Très, voire trop conscients de ce que représente l’école pour leurs enfants, ces parents-là subissent une pression normative de l’École sans pouvoir y répondre n’en maîtrisant ni les attentes, ni les codes, ni les règles de l’échange. Démunis, ils se sentent impuissants et disqualifiés aux yeux non seulement des personnels de l’éducation mais aussi de leurs propres enfants. Ils désinvestissent l’école non pas parce qu’ils s’en désintéressent mais parce qu’ils ne sentent pas autorisés, ni légitimes à y intervenir. 

Pour sortir de ce différend, et pour répondre à la diversité sociale des familles sans pour autant les assigner socialement en les stigmatisant, il convient de changer notre regard, de déconstruire nos stéréotypes et pour ce faire, d’apprendre à mieux se connaître – eux et nous, eux avec nous.

POUR UNE APPROCHE GÉNÉRALE DE COMPRÉHENSION ENVERS LES PARENTS

Comprendre, c’est tenter de saisir le sens subjectif de l’action de chacun, qu’il soit individu ou institution. C’est, pour ce qui nous concerne, essayer d’appréhender, du mieux que l’on peut, les intérêts, les logiques, les attentes des parents. Cela suppose de se décentrer par rapport à notre posture d’expert tout en conservant notre positionnement de professionnel. C’est tenter d’entrer, autant que faire se peut, dans la subjectivité des parents.

Cette prise de distance par rapport à notre rôle habituel doit permettre d’être réellement à l’écoute et d’accueillir positivement la parole des parents sans pour autant y souscrire. C’est maintenir à leur endroit une exigence tout en étant bienveillant, c’est-à-dire sans faire preuve de complaisance ni de condescendance. C’est être dans une relation d’adulte à adulte où ce que dit l’autre a toute sa valeur, toute son utilité, donc toute sa place.
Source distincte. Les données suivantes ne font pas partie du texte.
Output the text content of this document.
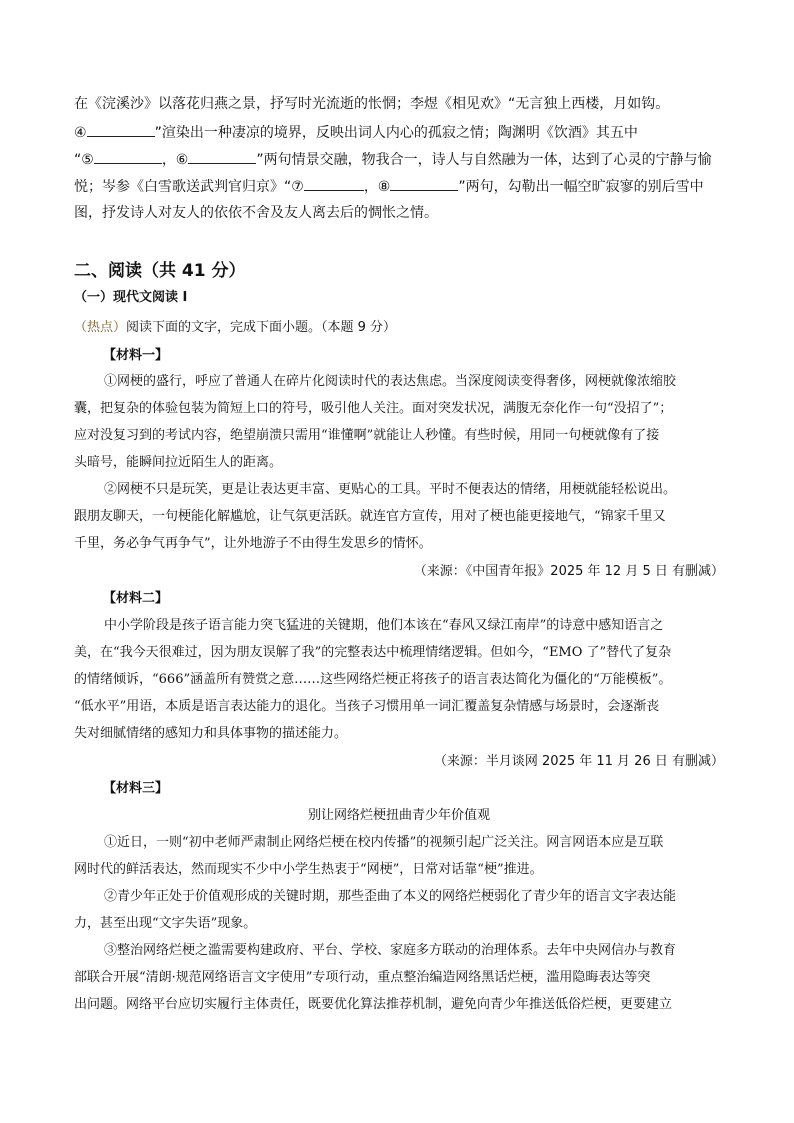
在《浣溪沙》以落花归燕之景，抒写时光流逝的怅惘；李煜《相见欢》“无言独上西楼，月如钩。
④	”渲染出一种凄凉的境界，反映出词人内心的孤寂之情；陶渊明《饮酒》其五中
“⑤	，⑥	”两句情景交融，物我合一，诗人与自然融为一体，达到了心灵的宁静与愉
悦；岑参《白雪歌送武判官归京》“⑦	，⑧	”两句，勾勒出一幅空旷寂寥的别后雪中
图，抒发诗人对友人的依依不舍及友人离去后的惆怅之情。
二、阅读（共 41 分）
（一）现代文阅读 I
（热点）阅读下面的文字，完成下面小题。（本题 9 分）
【材料一】
①网梗的盛行，呼应了普通人在碎片化阅读时代的表达焦虑。当深度阅读变得奢侈，网梗就像浓缩胶
囊，把复杂的体验包装为简短上口的符号，吸引他人关注。面对突发状况，满腹无奈化作一句“没招了”；
应对没复习到的考试内容，绝望崩溃只需用“谁懂啊”就能让人秒懂。有些时候，用同一句梗就像有了接
头暗号，能瞬间拉近陌生人的距离。
②网梗不只是玩笑，更是让表达更丰富、更贴心的工具。平时不便表达的情绪，用梗就能轻松说出。
跟朋友聊天，一句梗能化解尴尬，让气氛更活跃。就连官方宣传，用对了梗也能更接地气，“锦家千里又
千里，务必争气再争气”，让外地游子不由得生发思乡的情怀。
（来源：《中国青年报》2025 年 12 月 5 日 有删减）
【材料二】
中小学阶段是孩子语言能力突飞猛进的关键期，他们本该在“春风又绿江南岸”的诗意中感知语言之
美，在“我今天很难过，因为朋友误解了我”的完整表达中梳理情绪逻辑。但如今，“EMO 了”替代了复杂
的情绪倾诉，“666”涵盖所有赞赏之意……这些网络烂梗正将孩子的语言表达简化为僵化的“万能模板”。
“低水平”用语，本质是语言表达能力的退化。当孩子习惯用单一词汇覆盖复杂情感与场景时，会逐渐丧
失对细腻情绪的感知力和具体事物的描述能力。
（来源：半月谈网 2025 年 11 月 26 日 有删减）
【材料三】
别让网络烂梗扭曲青少年价值观
①近日，一则“初中老师严肃制止网络烂梗在校内传播”的视频引起广泛关注。网言网语本应是互联
网时代的鲜活表达，然而现实不少中小学生热衷于“网梗”，日常对话靠“梗”推进。
②青少年正处于价值观形成的关键时期，那些歪曲了本义的网络烂梗弱化了青少年的语言文字表达能
力，甚至出现“文字失语”现象。
③整治网络烂梗之滥需要构建政府、平台、学校、家庭多方联动的治理体系。去年中央网信办与教育
部联合开展“清朗·规范网络语言文字使用”专项行动，重点整治编造网络黑话烂梗，滥用隐晦表达等突
出问题。网络平台应切实履行主体责任，既要优化算法推荐机制，避免向青少年推送低俗烂梗，更要建立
C’est être dans l’échange, non dans le jugement.

LES FACTEURS FAVORABLES POUR CONSTRUIRE LA COOPÉRATION AVEC LES PARENTS

L’article L. 111.1 du code de l’éducation précise que "pour garantir la réussite de tous, l’école se construit avec la participation de tous les parents, quelle que soit leur origine sociale. Elle s’enrichit et se conforte par le dialogue et la coopération de tous les acteurs de la communauté éducative".
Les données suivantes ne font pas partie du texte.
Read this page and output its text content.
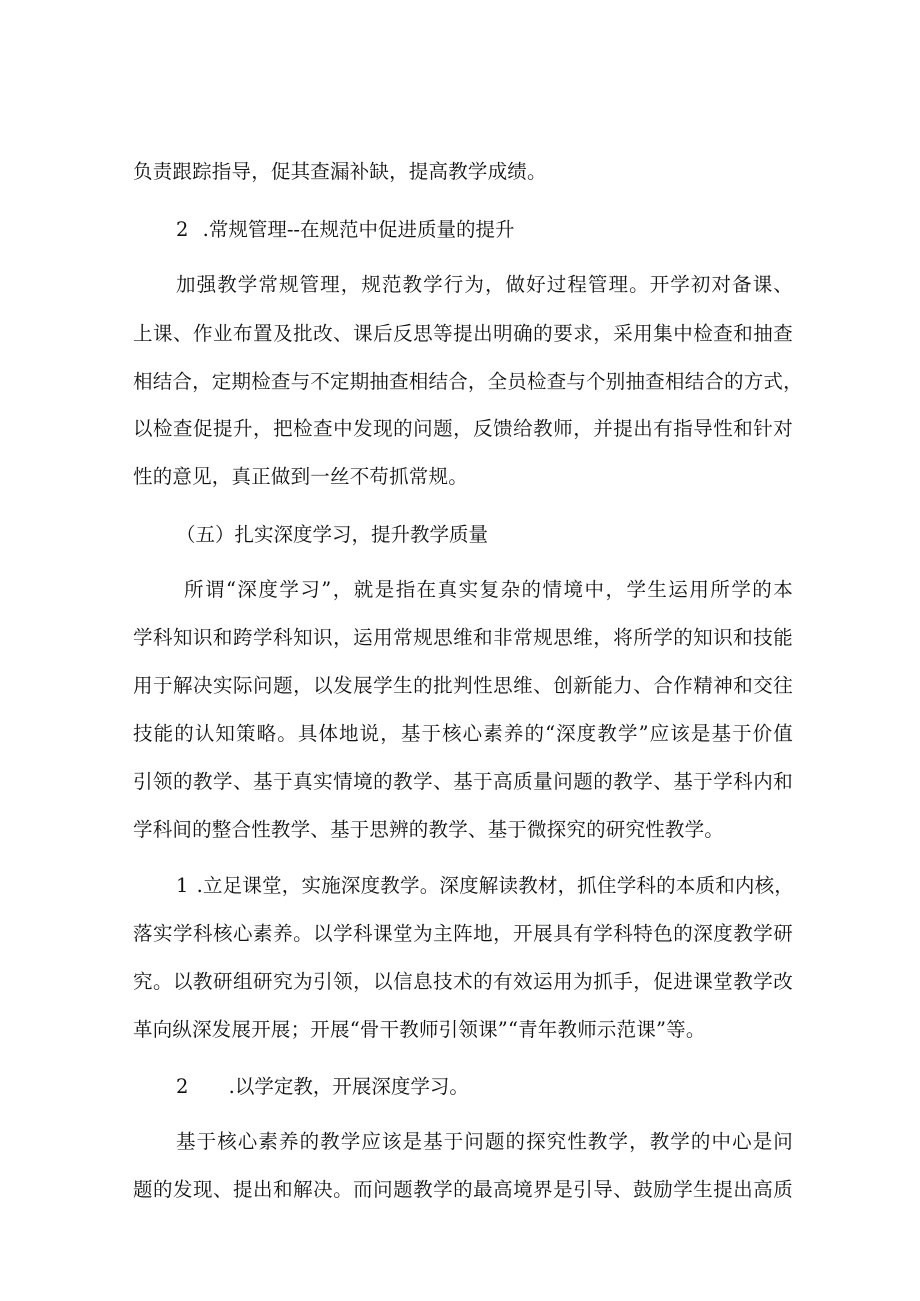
负责跟踪指导，促其查漏补缺，提高教学成绩。
2 .常规管理--在规范中促进质量的提升
加强教学常规管理，规范教学行为，做好过程管理。开学初对备课、
上课、作业布置及批改、课后反思等提出明确的要求，采用集中检查和抽查
相结合，定期检查与不定期抽查相结合，全员检查与个别抽查相结合的方式，
以检查促提升，把检查中发现的问题，反馈给教师，并提出有指导性和针对
性的意见，真正做到一丝不苟抓常规。
（五）扎实深度学习，提升教学质量
所谓“深度学习”，就是指在真实复杂的情境中，学生运用所学的本
学科知识和跨学科知识，运用常规思维和非常规思维，将所学的知识和技能
用于解决实际问题，以发展学生的批判性思维、创新能力、合作精神和交往
技能的认知策略。具体地说，基于核心素养的“深度教学”应该是基于价值
引领的教学、基于真实情境的教学、基于高质量问题的教学、基于学科内和
学科间的整合性教学、基于思辨的教学、基于微探究的研究性教学。
1 .立足课堂，实施深度教学。深度解读教材，抓住学科的本质和内核，
落实学科核心素养。以学科课堂为主阵地，开展具有学科特色的深度教学研
究。以教研组研究为引领，以信息技术的有效运用为抓手，促进课堂教学改
革向纵深发展开展；开展“骨干教师引领课”“青年教师示范课”等。
2 .以学定教，开展深度学习。
基于核心素养的教学应该是基于问题的探究性教学，教学的中心是问
题的发现、提出和解决。而问题教学的最高境界是引导、鼓励学生提出高质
La perception d’une responsabilité partagée

Il s’agit de reconnaître que chacun partage avec l’autre une même responsabilité : celle de construire ensemble un projet de vie pour et avec le jeune, lequel ne se réduit pas au seul projet scolaire même s’il l’inclut nécessairement.
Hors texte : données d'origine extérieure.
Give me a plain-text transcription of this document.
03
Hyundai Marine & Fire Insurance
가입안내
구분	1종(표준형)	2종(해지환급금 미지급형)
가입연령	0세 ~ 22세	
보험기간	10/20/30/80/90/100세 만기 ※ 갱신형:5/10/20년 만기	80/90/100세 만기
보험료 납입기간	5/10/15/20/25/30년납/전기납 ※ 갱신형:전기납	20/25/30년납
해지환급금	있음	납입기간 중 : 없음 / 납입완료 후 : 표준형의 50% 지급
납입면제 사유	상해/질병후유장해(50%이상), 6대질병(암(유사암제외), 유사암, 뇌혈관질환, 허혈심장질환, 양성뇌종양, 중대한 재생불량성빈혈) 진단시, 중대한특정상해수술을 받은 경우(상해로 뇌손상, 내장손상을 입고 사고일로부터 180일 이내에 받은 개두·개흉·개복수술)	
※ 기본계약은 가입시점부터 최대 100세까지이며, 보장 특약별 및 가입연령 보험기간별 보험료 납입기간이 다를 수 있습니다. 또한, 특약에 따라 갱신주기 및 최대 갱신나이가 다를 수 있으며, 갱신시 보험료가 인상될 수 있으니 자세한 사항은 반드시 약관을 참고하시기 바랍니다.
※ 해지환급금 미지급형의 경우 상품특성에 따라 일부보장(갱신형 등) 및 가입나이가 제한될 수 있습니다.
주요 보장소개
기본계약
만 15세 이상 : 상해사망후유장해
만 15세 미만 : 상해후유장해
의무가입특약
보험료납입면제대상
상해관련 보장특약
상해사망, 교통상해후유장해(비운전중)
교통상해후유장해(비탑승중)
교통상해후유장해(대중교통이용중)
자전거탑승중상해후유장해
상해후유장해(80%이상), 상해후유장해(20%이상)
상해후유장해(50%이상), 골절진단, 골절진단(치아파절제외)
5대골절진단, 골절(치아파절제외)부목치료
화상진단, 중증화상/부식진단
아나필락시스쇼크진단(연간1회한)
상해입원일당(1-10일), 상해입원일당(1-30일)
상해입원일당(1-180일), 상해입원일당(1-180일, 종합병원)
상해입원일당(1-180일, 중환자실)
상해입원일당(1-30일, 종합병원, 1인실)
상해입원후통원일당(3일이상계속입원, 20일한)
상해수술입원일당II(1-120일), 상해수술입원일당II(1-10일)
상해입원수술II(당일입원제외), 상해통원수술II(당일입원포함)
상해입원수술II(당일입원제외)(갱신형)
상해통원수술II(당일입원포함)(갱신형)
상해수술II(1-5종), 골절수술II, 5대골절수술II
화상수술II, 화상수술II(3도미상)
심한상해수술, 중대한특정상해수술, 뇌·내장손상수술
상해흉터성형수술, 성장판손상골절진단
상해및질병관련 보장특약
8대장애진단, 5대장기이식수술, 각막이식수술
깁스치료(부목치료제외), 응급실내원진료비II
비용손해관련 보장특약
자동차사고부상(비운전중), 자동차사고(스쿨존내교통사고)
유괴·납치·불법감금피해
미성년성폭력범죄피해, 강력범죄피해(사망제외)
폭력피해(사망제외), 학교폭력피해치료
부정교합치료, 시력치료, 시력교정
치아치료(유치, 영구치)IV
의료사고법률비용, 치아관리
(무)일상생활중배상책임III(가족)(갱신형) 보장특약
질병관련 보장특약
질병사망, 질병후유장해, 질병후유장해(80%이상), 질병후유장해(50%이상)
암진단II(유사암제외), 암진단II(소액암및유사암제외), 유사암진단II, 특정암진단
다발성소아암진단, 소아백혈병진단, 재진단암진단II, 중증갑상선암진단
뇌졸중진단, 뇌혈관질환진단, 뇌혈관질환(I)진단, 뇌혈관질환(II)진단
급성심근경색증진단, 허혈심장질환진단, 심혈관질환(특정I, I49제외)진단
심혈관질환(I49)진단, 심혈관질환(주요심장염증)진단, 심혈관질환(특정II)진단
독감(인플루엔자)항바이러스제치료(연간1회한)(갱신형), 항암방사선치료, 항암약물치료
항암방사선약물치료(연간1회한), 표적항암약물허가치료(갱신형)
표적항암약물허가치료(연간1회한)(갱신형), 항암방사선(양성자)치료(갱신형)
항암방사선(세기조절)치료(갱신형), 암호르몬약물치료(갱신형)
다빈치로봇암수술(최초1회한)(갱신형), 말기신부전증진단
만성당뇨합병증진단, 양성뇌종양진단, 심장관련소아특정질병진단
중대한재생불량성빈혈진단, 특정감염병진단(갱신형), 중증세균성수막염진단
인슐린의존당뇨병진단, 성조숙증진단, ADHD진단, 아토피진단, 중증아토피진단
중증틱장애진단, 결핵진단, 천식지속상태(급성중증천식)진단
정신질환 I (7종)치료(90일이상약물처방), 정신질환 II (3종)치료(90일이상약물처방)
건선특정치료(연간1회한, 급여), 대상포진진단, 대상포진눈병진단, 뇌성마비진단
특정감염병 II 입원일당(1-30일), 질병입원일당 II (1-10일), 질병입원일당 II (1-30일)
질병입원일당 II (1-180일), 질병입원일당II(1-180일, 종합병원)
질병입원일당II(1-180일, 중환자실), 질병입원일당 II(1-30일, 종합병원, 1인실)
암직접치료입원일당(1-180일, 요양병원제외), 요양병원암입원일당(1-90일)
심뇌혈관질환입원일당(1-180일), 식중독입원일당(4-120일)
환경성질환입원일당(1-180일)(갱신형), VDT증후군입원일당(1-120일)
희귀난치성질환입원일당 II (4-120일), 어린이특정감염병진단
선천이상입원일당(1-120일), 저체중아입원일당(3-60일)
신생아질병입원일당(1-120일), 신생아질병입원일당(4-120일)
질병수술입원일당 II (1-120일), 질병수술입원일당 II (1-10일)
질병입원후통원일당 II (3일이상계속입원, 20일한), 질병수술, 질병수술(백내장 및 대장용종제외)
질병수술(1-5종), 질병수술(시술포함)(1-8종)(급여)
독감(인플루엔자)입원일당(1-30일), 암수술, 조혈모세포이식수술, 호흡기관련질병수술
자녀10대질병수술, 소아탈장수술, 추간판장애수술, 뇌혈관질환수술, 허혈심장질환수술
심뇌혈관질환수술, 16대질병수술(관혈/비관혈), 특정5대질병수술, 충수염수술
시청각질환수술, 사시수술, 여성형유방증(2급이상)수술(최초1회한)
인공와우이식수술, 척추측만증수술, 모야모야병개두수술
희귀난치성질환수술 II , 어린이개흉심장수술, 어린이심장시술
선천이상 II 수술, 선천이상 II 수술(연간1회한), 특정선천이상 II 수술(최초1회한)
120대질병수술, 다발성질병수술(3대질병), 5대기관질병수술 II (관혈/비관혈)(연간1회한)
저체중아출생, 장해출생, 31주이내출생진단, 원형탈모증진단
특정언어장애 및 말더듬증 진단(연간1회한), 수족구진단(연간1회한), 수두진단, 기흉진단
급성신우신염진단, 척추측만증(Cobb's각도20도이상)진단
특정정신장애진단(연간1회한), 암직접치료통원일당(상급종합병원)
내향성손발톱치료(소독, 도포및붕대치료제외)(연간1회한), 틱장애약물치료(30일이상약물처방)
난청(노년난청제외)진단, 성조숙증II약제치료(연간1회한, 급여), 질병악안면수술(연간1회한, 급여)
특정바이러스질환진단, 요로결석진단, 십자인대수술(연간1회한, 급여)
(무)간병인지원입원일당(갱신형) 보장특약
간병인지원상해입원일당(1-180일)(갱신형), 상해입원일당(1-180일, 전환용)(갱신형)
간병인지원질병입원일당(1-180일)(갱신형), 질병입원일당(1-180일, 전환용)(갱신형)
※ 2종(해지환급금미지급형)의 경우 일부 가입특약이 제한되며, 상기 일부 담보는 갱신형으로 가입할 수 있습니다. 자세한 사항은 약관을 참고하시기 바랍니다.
La reconnaissance mutuelle du rôle et du périmètre des compétences de chacun

C’est la nécessité de reconnaître chez l’autre les compétences qui sont les siennes, son caractère spécifique (l’École n’est pas la famille, et vice versa) et son utilité pour sécuriser le jeune dans ses capacités, dans ses potentialités aussi.

Le respect de la parole de chacun

C’est l’acceptation de la pertinence et de l’utilité du regard porté par chacun sur la situation du jeune. Ceci doit permettre de créer un dialogue respectueux, confiant et serein permettant d’aider le jeune à "s’individualiser" sans culpabilité à l’égard de ses parents et de lui permettre de devenir adulte.

Changer de posture à l’égard des parents d’élèves, c’est rendre possible leur participation en installant les conditions d’une relation de confiance, d’un respect mutuel et d’un dialogue serein, avec tous les parents et plus particulièrement les parents les plus éloignés de la culture scolaire, dont les enfants constituent la grande majorité des élèves les plus en difficultés scolaires.